I appreciate the detail there. If I could just ask one more question, just hoping to better understand a little bit shutdown impact and shape of the year. Can you shed a little more light on how the government goes through deeming what is essential? The comments you made there at the beginning of the call are interesting. I thought it would have been more, you know, missed work in your 2Q that's just made up before the end of the year, but it sounds like that's not the case.
Speaker 1
I think, historically, you've had a Q2 that's pretty often flat sequentially versus Q1, and then a back half that's up, you know, mid to high single digits versus the first half. Is that still the shape of your 2026?
Speaker 0
Yeah, broadly this is Jeff. It is, you know, with the caveat that I mentioned earlier about that step up will be between first half and second half. We expect to be less pronounced this year than it has been in prior years, given the strong first quarter, which largely was comprised of items that did not change our view of the year. That's kind of a qualitative way to say quantitatively the first half, second half step up will not be as pronounced as it has been in the past.
Speaker 3
Yeah, no, I'll also throw in there, if you look at the last shutdown, right, it was 2018-2019. If I remember right, some of that was December to January, right? You had a lower level of folks because you were around Christmas time. What's different for our company between the 2018-2019 shutdown and where we are now is we've got far more long-term tech programs that are being developed. We have far more programs that we're investing ahead of customer need, and we're putting enhancements into that software baseline. We're selling them on a purchase order, so that has a very different buying schedule to it. It doesn't take folks to sit around and do a down select. They can buy these things off of a GSA-approved price list. There are a lot of differences that lead to this sort of de minimis impact.

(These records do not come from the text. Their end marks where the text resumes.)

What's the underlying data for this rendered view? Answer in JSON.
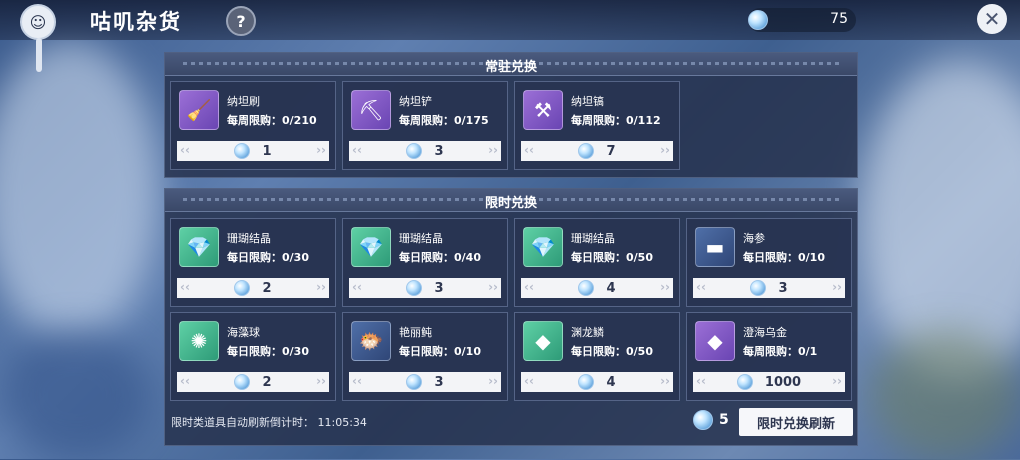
{
  "header": {
    "title": "咕叽杂货",
    "help_icon": "?",
    "currency_amount": "75",
    "close_icon": "✕"
  },
  "permanent": {
    "title": "常驻兑换",
    "items": [
      {
        "name": "纳坦刷",
        "limit": "每周限购：0/210",
        "price": "1",
        "icon": "🧹",
        "icon_class": "icon-purple"
      },
      {
        "name": "纳坦铲",
        "limit": "每周限购：0/175",
        "price": "3",
        "icon": "⛏",
        "icon_class": "icon-purple"
      },
      {
        "name": "纳坦镐",
        "limit": "每周限购：0/112",
        "price": "7",
        "icon": "⚒",
        "icon_class": "icon-purple"
      }
    ]
  },
  "limited": {
    "title": "限时兑换",
    "items": [
      {
        "name": "珊瑚结晶",
        "limit": "每日限购：0/30",
        "price": "2",
        "icon": "💎",
        "icon_class": "icon-green"
      },
      {
        "name": "珊瑚结晶",
        "limit": "每日限购：0/40",
        "price": "3",
        "icon": "💎",
        "icon_class": "icon-green"
      },
      {
        "name": "珊瑚结晶",
        "limit": "每日限购：0/50",
        "price": "4",
        "icon": "💎",
        "icon_class": "icon-green"
      },
      {
        "name": "海参",
        "limit": "每日限购：0/10",
        "price": "3",
        "icon": "▬",
        "icon_class": "icon-blue"
      },
      {
        "name": "海藻球",
        "limit": "每日限购：0/30",
        "price": "2",
        "icon": "✺",
        "icon_class": "icon-green"
      },
      {
        "name": "艳丽鲀",
        "limit": "每日限购：0/10",
        "price": "3",
        "icon": "🐡",
        "icon_class": "icon-blue"
      },
      {
        "name": "渊龙鳞",
        "limit": "每日限购：0/50",
        "price": "4",
        "icon": "◆",
        "icon_class": "icon-green"
      },
      {
        "name": "澄海乌金",
        "limit": "每周限购：0/1",
        "price": "1000",
        "icon": "◆",
        "icon_class": "icon-purple"
      }
    ]
  },
  "footer": {
    "countdown_text": "限时类道具自动刷新倒计时：  11:05:34",
    "refresh_cost": "5",
    "refresh_button": "限时兑换刷新"
  },
  "colors": {
    "panel": "#26324e",
    "price_bg": "#f3f4f7",
    "gem": "#6aa9df"
  }
}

You also closed up with, you know, we can make a lot of these hours up. If we're at a help desk and nobody needs help now, they're not going to need more help later. Clearly that doesn't get made up. That's your traditional government services work, but the vast amount of this is work that will have to be done. Every agency, back to your initial comment, every agency is going through their own process. I wish I had that rubric that told us what was mission essential and not. Frankly, if I'm sitting in the government side, that sort of changes too, right? Whether we have defense of the homeland different than other things that are out there going. All in all, really good book of business right now with Jeff. Jeff and I look at the impacts and how we can get those covered.
We believe we're right at the quarter one point to having an outstanding year.
Okay. At this time, I will turn the call back over to John Mengucci for closing remarks.
Thank you, Tina, and thank you for your help on today's call. We'd like to thank everyone who dialed in or listened to the webcast for their participation. We know that many of you will have follow-up questions, so Jeff MacLauchlan, George Price, and Jim Sullivan are available after today's call. Please stay healthy, and all my best to you and your families. This concludes our call. Thank you and have a great day.